Via Vice Squad: Andrea Barthwell is at it again in this OpEd in yesterday’s Chicago Tribune. Andrea is one of our Drug Czar’s Deputy Directors.
Naturally, shortly after a medical marijuana bill is introduced in the state legislature, the feds have to step in and try to apply some pressure — as usual by lying.
First, she brings up and completely distorts, as an example of excess, a medical marijuana awards event in Oregon and then notes:
With marijuana awards making a mockery of medicine, drug use and addiction, it is no wonder we have a hard time teaching kids how dangerous drugs really are and creating an environment of prohibition.

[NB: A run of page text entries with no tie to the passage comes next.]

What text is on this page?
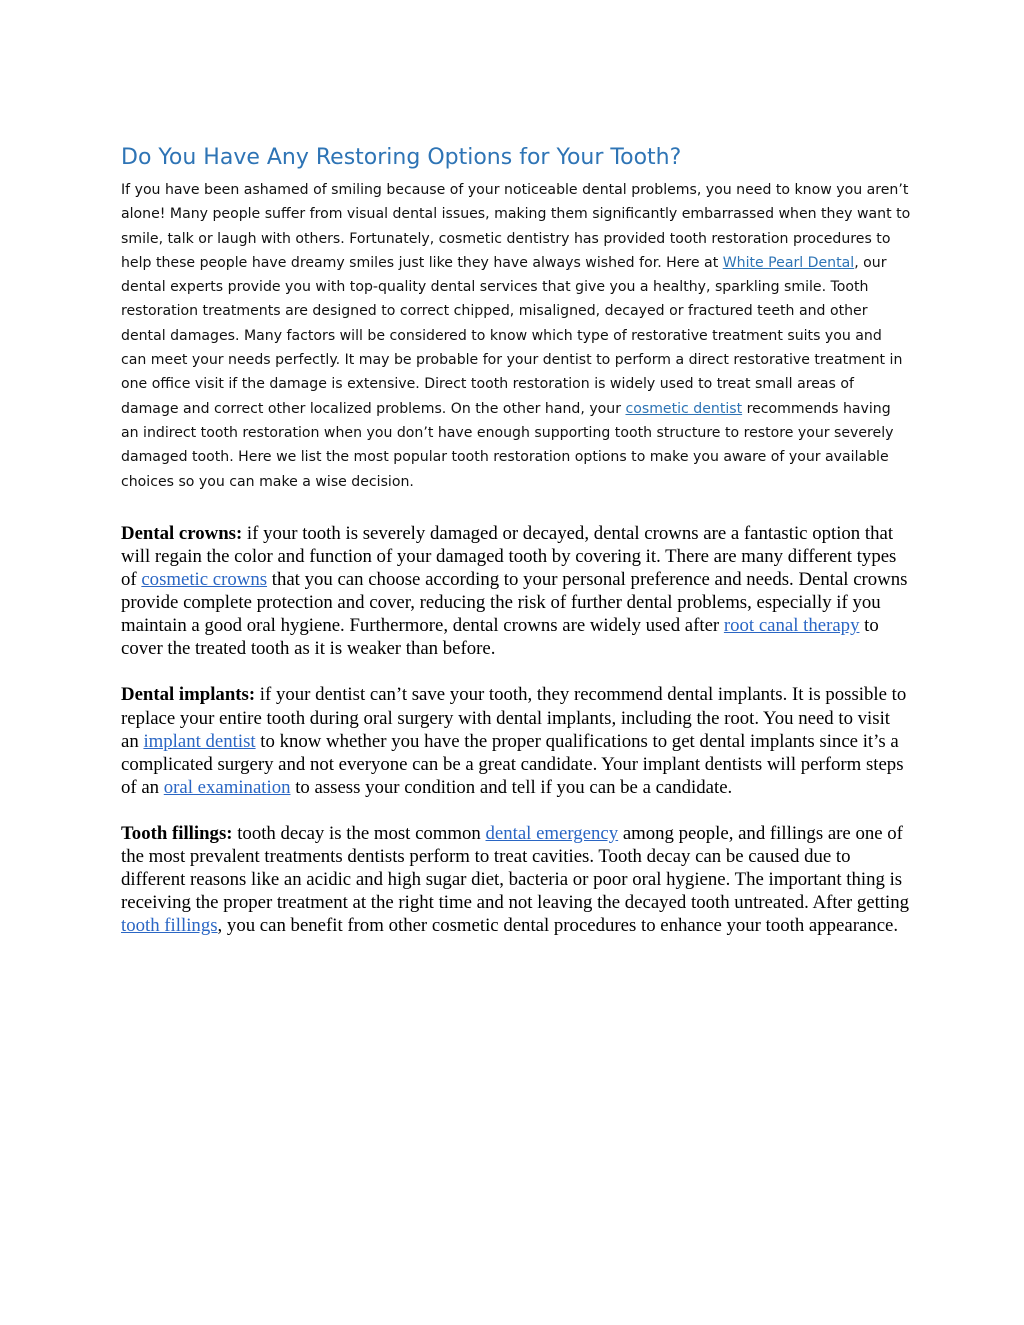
Do You Have Any Restoring Options for Your Tooth?

If you have been ashamed of smiling because of your noticeable dental problems, you need to know you aren’t alone! Many people suffer from visual dental issues, making them significantly embarrassed when they want to smile, talk or laugh with others. Fortunately, cosmetic dentistry has provided tooth restoration procedures to help these people have dreamy smiles just like they have always wished for. Here at White Pearl Dental, our dental experts provide you with top-quality dental services that give you a healthy, sparkling smile. Tooth restoration treatments are designed to correct chipped, misaligned, decayed or fractured teeth and other dental damages. Many factors will be considered to know which type of restorative treatment suits you and can meet your needs perfectly. It may be probable for your dentist to perform a direct restorative treatment in one office visit if the damage is extensive. Direct tooth restoration is widely used to treat small areas of damage and correct other localized problems. On the other hand, your cosmetic dentist recommends having an indirect tooth restoration when you don’t have enough supporting tooth structure to restore your severely damaged tooth. Here we list the most popular tooth restoration options to make you aware of your available choices so you can make a wise decision.

Dental crowns: if your tooth is severely damaged or decayed, dental crowns are a fantastic option that will regain the color and function of your damaged tooth by covering it. There are many different types of cosmetic crowns that you can choose according to your personal preference and needs. Dental crowns provide complete protection and cover, reducing the risk of further dental problems, especially if you maintain a good oral hygiene. Furthermore, dental crowns are widely used after root canal therapy to cover the treated tooth as it is weaker than before.

Dental implants: if your dentist can’t save your tooth, they recommend dental implants. It is possible to replace your entire tooth during oral surgery with dental implants, including the root. You need to visit an implant dentist to know whether you have the proper qualifications to get dental implants since it’s a complicated surgery and not everyone can be a great candidate. Your implant dentists will perform steps of an oral examination to assess your condition and tell if you can be a candidate.

Tooth fillings: tooth decay is the most common dental emergency among people, and fillings are one of the most prevalent treatments dentists perform to treat cavities. Tooth decay can be caused due to different reasons like an acidic and high sugar diet, bacteria or poor oral hygiene. The important thing is receiving the proper treatment at the right time and not leaving the decayed tooth untreated. After getting tooth fillings, you can benefit from other cosmetic dental procedures to enhance your tooth appearance.
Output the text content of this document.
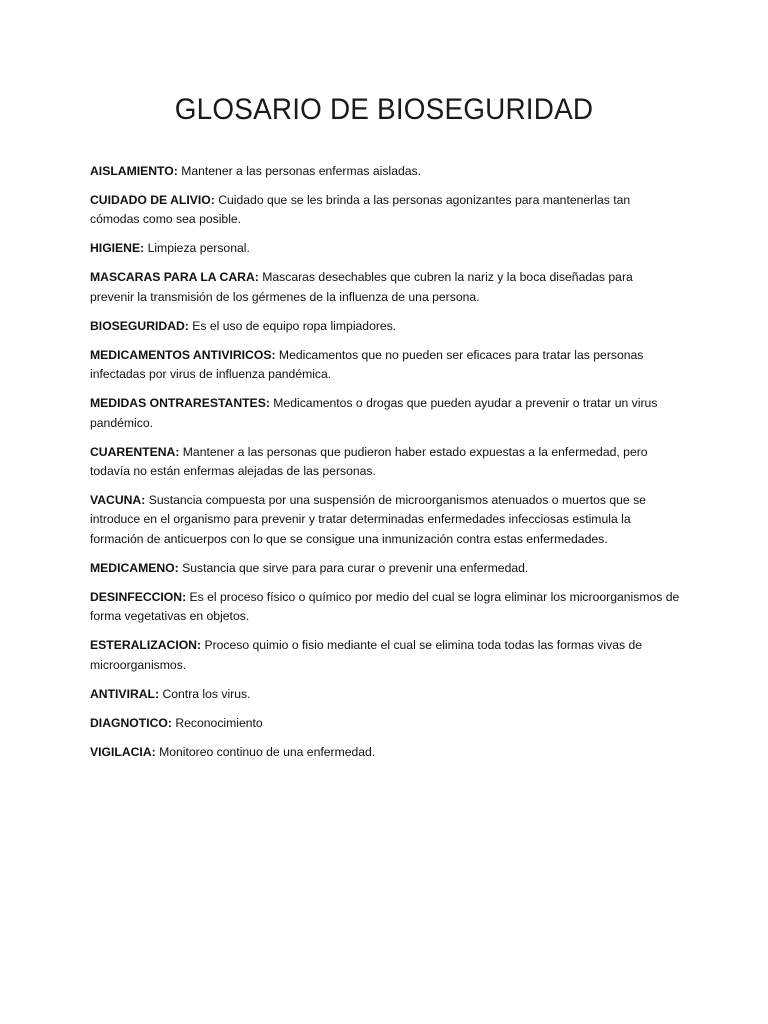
GLOSARIO DE BIOSEGURIDAD

AISLAMIENTO: Mantener a las personas enfermas aisladas.

CUIDADO DE ALIVIO: Cuidado que se les brinda a las personas agonizantes para mantenerlas tan cómodas como sea posible.

HIGIENE: Limpieza personal.

MASCARAS PARA LA CARA: Mascaras desechables que cubren la nariz y la boca diseñadas para prevenir la transmisión de los gérmenes de la influenza de una persona.

BIOSEGURIDAD: Es el uso de equipo ropa limpiadores.

MEDICAMENTOS ANTIVIRICOS: Medicamentos que no pueden ser eficaces para tratar las personas infectadas por virus de influenza pandémica.

MEDIDAS ONTRARESTANTES: Medicamentos o drogas que pueden ayudar a prevenir o tratar un virus pandémico.

CUARENTENA: Mantener a las personas que pudieron haber estado expuestas a la enfermedad, pero todavía no están enfermas alejadas de las personas.

VACUNA: Sustancia compuesta por una suspensión de microorganismos atenuados o muertos que se introduce en el organismo para prevenir y tratar determinadas enfermedades infecciosas estimula la formación de anticuerpos con lo que se consigue una inmunización contra estas enfermedades.

MEDICAMENO: Sustancia que sirve para para curar o prevenir una enfermedad.

DESINFECCION: Es el proceso físico o químico por medio del cual se logra eliminar los microorganismos de forma vegetativas en objetos.

ESTERALIZACION: Proceso quimio o fisio mediante el cual se elimina toda todas las formas vivas de microorganismos.

ANTIVIRAL: Contra los virus.

DIAGNOTICO: Reconocimiento

VIGILACIA: Monitoreo continuo de una enfermedad.
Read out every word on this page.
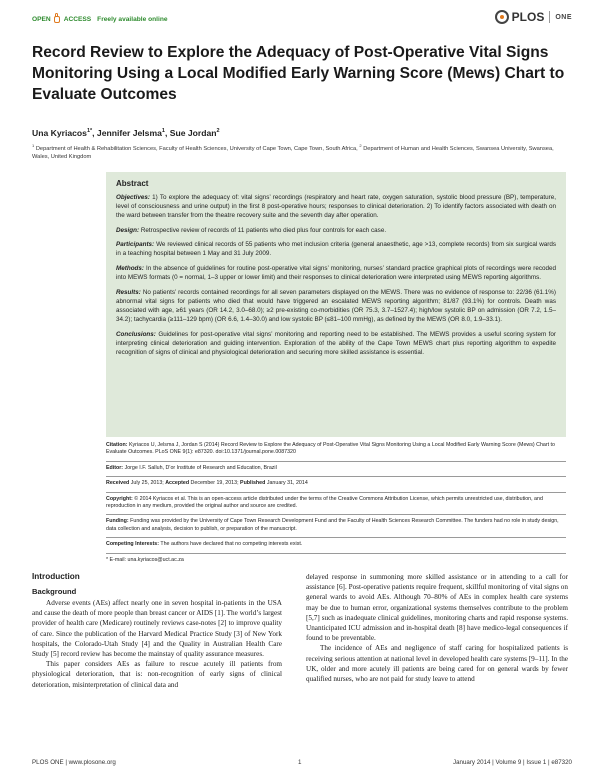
OPEN ACCESS Freely available online	PLOS ONE
Record Review to Explore the Adequacy of Post-Operative Vital Signs Monitoring Using a Local Modified Early Warning Score (Mews) Chart to Evaluate Outcomes
Una Kyriacos$^{1*}$, Jennifer Jelsma$^1$, Sue Jordan$^2$
$^1$ Department of Health & Rehabilitation Sciences, Faculty of Health Sciences, University of Cape Town, Cape Town, South Africa, $^2$ Department of Human and Health Sciences, Swansea University, Swansea, Wales, United Kingdom
Abstract

Objectives: 1) To explore the adequacy of: vital signs’ recordings (respiratory and heart rate, oxygen saturation, systolic blood pressure (BP), temperature, level of consciousness and urine output) in the first 8 post-operative hours; responses to clinical deterioration. 2) To identify factors associated with death on the ward between transfer from the theatre recovery suite and the seventh day after operation.

Design: Retrospective review of records of 11 patients who died plus four controls for each case.

Participants: We reviewed clinical records of 55 patients who met inclusion criteria (general anaesthetic, age >13, complete records) from six surgical wards in a teaching hospital between 1 May and 31 July 2009.

Methods: In the absence of guidelines for routine post-operative vital signs’ monitoring, nurses’ standard practice graphical plots of recordings were recoded into MEWS formats (0 = normal, 1–3 upper or lower limit) and their responses to clinical deterioration were interpreted using MEWS reporting algorithms.

Results: No patients’ records contained recordings for all seven parameters displayed on the MEWS. There was no evidence of response to: 22/36 (61.1%) abnormal vital signs for patients who died that would have triggered an escalated MEWS reporting algorithm; 81/87 (93.1%) for controls. Death was associated with age, ≥61 years (OR 14.2, 3.0–68.0); ≥2 pre-existing co-morbidities (OR 75.3, 3.7–1527.4); high/low systolic BP on admission (OR 7.2, 1.5–34.2); tachycardia (≥111–129 bpm) (OR 6.6, 1.4–30.0) and low systolic BP (≤81–100 mmHg), as defined by the MEWS (OR 8.0, 1.9–33.1).

Conclusions: Guidelines for post-operative vital signs’ monitoring and reporting need to be established. The MEWS provides a useful scoring system for interpreting clinical deterioration and guiding intervention. Exploration of the ability of the Cape Town MEWS chart plus reporting algorithm to expedite recognition of signs of clinical and physiological deterioration and securing more skilled assistance is essential.

Citation: Kyriacos U, Jelsma J, Jordan S (2014) Record Review to Explore the Adequacy of Post-Operative Vital Signs Monitoring Using a Local Modified Early Warning Score (Mews) Chart to Evaluate Outcomes. PLoS ONE 9(1): e87320. doi:10.1371/journal.pone.0087320

Editor: Jorge I.F. Salluh, D’or Institute of Research and Education, Brazil

Received July 25, 2013; Accepted December 19, 2013; Published January 31, 2014

Copyright: © 2014 Kyriacos et al. This is an open-access article distributed under the terms of the Creative Commons Attribution License, which permits unrestricted use, distribution, and reproduction in any medium, provided the original author and source are credited.

Funding: Funding was provided by the University of Cape Town Research Development Fund and the Faculty of Health Sciences Research Committee. The funders had no role in study design, data collection and analysis, decision to publish, or preparation of the manuscript.

Competing Interests: The authors have declared that no competing interests exist.

* E-mail: una.kyriacos@uct.ac.za

Introduction
Background

Adverse events (AEs) affect nearly one in seven hospital in-patients in the USA and cause the death of more people than breast cancer or AIDS [1]. The world’s largest provider of health care (Medicare) routinely reviews case-notes [2] to improve quality of care. Since the publication of the Harvard Medical Practice Study [3] of New York hospitals, the Colorado-Utah Study [4] and the Quality in Australian Health Care Study [5] record review has become the mainstay of quality assurance measures.

This paper considers AEs as failure to rescue acutely ill patients from physiological deterioration, that is: non-recognition of early signs of clinical deterioration, misinterpretation of clinical data and

delayed response in summoning more skilled assistance or in attending to a call for assistance [6]. Post-operative patients require frequent, skillful monitoring of vital signs on general wards to avoid AEs. Although 70–80% of AEs in complex health care systems may be due to human error, organizational systems themselves contribute to the problem [5,7] such as inadequate clinical guidelines, monitoring charts and rapid response systems. Unanticipated ICU admission and in-hospital death [8] have medico-legal consequences if found to be preventable.

The incidence of AEs and negligence of staff caring for hospitalized patients is receiving serious attention at national level in developed health care systems [9–11]. In the UK, older and more acutely ill patients are being cared for on general wards by fewer qualified nurses, who are not paid for study leave to attend

PLOS ONE | www.plosone.org	1	January 2014 | Volume 9 | Issue 1 | e87320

“creating an environment of prohibition”??? What is that and why would we possibly want it? Isn’t an environment of prohibition when citizens are less and less likely to cooperate with police because of rightly perceived excesses in tactics and sentences? Isn’t an environment of prohibition when people end up dead like this? Isn’t an environment of prohibition where students are, without suspicion, made to pee in a cup for the government and lie down on the floor while dogs sniff them? Environment of prohibition? WTF?
She continues with the usual:
Smoking marijuana impairs attention, memory, and dexterity, and increases the risk of traffic accidents. Repeated use can lead to respiratory disease and permanent cognitive impairment. Marijuana use is addictive.
False. All of these specific points have been debunked before and elsewhere on this site, and what do any of them have to do with medical marijuana? According to the DEA’s own chief administrative law judge Francis L. Young, marijuana is “one of the safest therapeutically active substances known to man.”
Andrea again shills for the pharmaceutical companies:
There is a variety of existing, scientifically proven options available to patients in need of pain relief. Among these is the FDA-approved medicine Marinol. But smoked marijuana advocates refuse to acknowledge Marinol as a viable option. Interestingly enough, the only property that Marinol lacks is the capacity to create a “high.”
Again false. One of the problems with Marinol is its strong “high” that is harder to control with oral medicine. Patients complain that by the time the high reaches them it’s too late to adjust the dosage, whereas with smoked marijuana, the dosage can be easily regulated.
She ends:
The biggest threat to creating an effective environment of prohibition is the active campaign of legalizers to blur the line between dangerous, illegal drugs and medicine.
There’s that “environment of prohibition” again. And the lie of classifying marijuana as “dangerous.”
And don’t forget. We pay her salary.